De plus, la fin des études et l’obtention d’un diplôme peut devenir problématique pour un blogueur devenu populaire dans la communauté, celui-ci ne disposant plus de potentialité de production de nouveau contenu original. Confrontés à cette situation, les blogueurs étendent leur «mandat» à la production d’items liés au domaine scolaire, notamment les outils de planification.
Le plus grand paradoxe lié à la gestion du temps chez les studyblrs est toutefois la participation à la communauté en tant que telle. En effet, bien que celle-ci promeuve des objectifs sains liés à l’éducation tels que ceux nommés plus haut, il demeure toutefois que lorsque les utilisateurs reblogguent, clavardent, créent des «masterposts» suggérant des techniques d’étude, organisent leur papeterie ou prennent le temps de rendre leur espace de travail visuellement plaisant, ils ne sont de toute évidence pas en train d’étudier. Ainsi, bien que cette communauté ait comme but de contribuer à la motivation des étudiants dans leurs tâches quotidiennes, sa nature fait d’elle un divertissement, une structure supplémentaire et potentiellement une source de stress pour ses membres, qui se lancent dans des défis tels que «100 days of productivity» ou vont parfois jusqu’à documenter (presque) chaque étape de leur journée pour alimenter régulièrement leur blogue.

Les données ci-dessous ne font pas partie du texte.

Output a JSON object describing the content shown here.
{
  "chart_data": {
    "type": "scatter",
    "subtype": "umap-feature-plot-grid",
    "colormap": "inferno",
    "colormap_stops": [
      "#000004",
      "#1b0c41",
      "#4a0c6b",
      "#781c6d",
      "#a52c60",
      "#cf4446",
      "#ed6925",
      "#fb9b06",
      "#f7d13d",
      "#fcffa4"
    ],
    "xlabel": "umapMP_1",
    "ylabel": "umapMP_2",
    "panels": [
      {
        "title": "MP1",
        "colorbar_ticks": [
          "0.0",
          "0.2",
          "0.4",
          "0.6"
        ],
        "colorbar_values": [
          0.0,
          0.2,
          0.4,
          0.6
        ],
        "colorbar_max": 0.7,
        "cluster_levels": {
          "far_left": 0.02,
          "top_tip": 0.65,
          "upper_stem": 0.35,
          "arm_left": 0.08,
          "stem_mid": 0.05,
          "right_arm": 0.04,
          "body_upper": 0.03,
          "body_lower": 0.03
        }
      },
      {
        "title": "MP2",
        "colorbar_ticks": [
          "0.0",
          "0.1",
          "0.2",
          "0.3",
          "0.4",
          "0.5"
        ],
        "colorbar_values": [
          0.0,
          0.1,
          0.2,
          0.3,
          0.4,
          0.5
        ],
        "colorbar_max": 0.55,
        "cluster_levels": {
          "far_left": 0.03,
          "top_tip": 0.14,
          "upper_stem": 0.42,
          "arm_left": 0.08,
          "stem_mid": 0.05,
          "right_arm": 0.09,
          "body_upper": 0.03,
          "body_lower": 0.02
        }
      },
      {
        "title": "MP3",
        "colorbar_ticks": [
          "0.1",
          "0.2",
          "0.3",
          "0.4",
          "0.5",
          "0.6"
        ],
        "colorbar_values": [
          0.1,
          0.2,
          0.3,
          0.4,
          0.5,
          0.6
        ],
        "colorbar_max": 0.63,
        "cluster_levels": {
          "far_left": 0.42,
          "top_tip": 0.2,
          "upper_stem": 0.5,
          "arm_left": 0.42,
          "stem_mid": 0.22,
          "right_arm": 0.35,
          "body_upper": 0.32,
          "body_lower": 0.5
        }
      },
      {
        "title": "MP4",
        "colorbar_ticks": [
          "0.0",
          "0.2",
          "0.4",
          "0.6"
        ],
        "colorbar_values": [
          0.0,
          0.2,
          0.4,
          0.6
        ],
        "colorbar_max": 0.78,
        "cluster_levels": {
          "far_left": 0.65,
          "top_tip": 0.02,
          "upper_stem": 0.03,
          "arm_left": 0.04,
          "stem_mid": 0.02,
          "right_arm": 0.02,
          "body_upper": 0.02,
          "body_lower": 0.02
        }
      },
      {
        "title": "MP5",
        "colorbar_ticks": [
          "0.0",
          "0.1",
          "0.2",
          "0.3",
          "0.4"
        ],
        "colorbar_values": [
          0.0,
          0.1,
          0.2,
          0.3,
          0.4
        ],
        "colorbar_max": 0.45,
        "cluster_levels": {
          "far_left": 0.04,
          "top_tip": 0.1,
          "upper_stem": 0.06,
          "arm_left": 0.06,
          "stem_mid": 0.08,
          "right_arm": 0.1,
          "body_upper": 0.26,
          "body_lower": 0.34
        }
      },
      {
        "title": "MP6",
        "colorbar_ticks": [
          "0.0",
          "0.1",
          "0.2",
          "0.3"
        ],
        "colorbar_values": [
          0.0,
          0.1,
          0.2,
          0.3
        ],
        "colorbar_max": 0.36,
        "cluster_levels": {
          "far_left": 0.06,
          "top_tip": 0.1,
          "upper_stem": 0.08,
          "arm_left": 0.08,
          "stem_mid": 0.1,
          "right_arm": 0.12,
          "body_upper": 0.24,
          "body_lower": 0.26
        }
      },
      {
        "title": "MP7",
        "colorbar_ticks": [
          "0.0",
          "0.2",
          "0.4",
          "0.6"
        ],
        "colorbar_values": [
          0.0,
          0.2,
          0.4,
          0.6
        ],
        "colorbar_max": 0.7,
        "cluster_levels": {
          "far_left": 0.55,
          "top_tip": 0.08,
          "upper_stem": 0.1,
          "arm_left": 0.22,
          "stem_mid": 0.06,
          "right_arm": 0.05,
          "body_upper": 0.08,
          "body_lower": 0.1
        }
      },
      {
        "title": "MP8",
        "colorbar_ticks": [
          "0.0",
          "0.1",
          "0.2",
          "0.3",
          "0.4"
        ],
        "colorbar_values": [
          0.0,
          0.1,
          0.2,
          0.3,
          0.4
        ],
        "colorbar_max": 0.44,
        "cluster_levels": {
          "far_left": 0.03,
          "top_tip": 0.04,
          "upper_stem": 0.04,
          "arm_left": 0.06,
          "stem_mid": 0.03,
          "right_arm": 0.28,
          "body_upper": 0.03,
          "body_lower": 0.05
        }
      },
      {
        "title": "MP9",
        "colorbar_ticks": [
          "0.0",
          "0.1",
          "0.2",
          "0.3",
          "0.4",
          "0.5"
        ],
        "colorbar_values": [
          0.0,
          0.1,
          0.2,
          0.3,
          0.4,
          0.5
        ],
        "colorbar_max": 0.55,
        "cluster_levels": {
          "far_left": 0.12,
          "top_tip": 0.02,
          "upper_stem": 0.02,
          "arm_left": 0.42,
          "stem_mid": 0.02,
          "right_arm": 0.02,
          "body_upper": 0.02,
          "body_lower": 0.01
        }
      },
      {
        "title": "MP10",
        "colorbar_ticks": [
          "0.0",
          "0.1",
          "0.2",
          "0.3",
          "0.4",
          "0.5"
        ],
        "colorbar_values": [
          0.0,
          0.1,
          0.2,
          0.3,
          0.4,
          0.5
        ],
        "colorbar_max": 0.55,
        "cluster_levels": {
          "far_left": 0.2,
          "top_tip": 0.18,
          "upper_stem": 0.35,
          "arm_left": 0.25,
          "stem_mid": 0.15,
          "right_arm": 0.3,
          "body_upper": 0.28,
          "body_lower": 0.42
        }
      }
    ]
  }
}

https://uglystudies.tumblr.com/post/152562241009/28100-311016-happy-halloween-yall
La structure de la communauté studyblr sur Tumblr se conforme à l’idée de Benedict Anderson, paraphrasée ici par Lionel Ruffel, voulant que «les formes de communauté sont largement imaginées et imaginaires et se produisent dans un environnement médiatique particulier, un mediascape, qui suppose lui-même une forme de contemporanéité.» (Ruffel: 2004). Ainsi, les studyblrs réunis en communauté partagent une certaine réalité, une réalité qui dilate toutefois le temps extérieur au mediascape et qui conserve une certaine part de paradoxe.
Une contreculture studyblr?
L’ironie de la situation n’échappe toutefois pas à certains membres de la communauté, qui ont recourt à l’humour pour critiquer ses formes parfois très prescriptives.
http://study-inspirati0n.tumblr.com/post/152732947155/me-reblogs-studyspo-gives-advice-on-studying
Les possibilités créatives sont toutefois nombreuses dans cette plateforme, notamment dans le volet plus réactionnaire aux normes esthétiques habituelles. Alors que l’idée générale des studyblrs est d’apprécier l’acte d’apprendre et les efforts fournis, les blogues se moquant du mode de vie étudiant, et, sans surprise, plus particulièrement du domaine des études supérieures, se font de plus en plus nombreux (Shit Academics Say, What Should We Call Grad School). L’un d’entre eux est particulièrement intéressant, soit Lego Grad Student, par sa magnifique mise en récit d’une existence vécue silencieusement par de nombreux étudiants à travers le monde qui tentent de survivre à la structure parfois étouffante du milieu universitaire.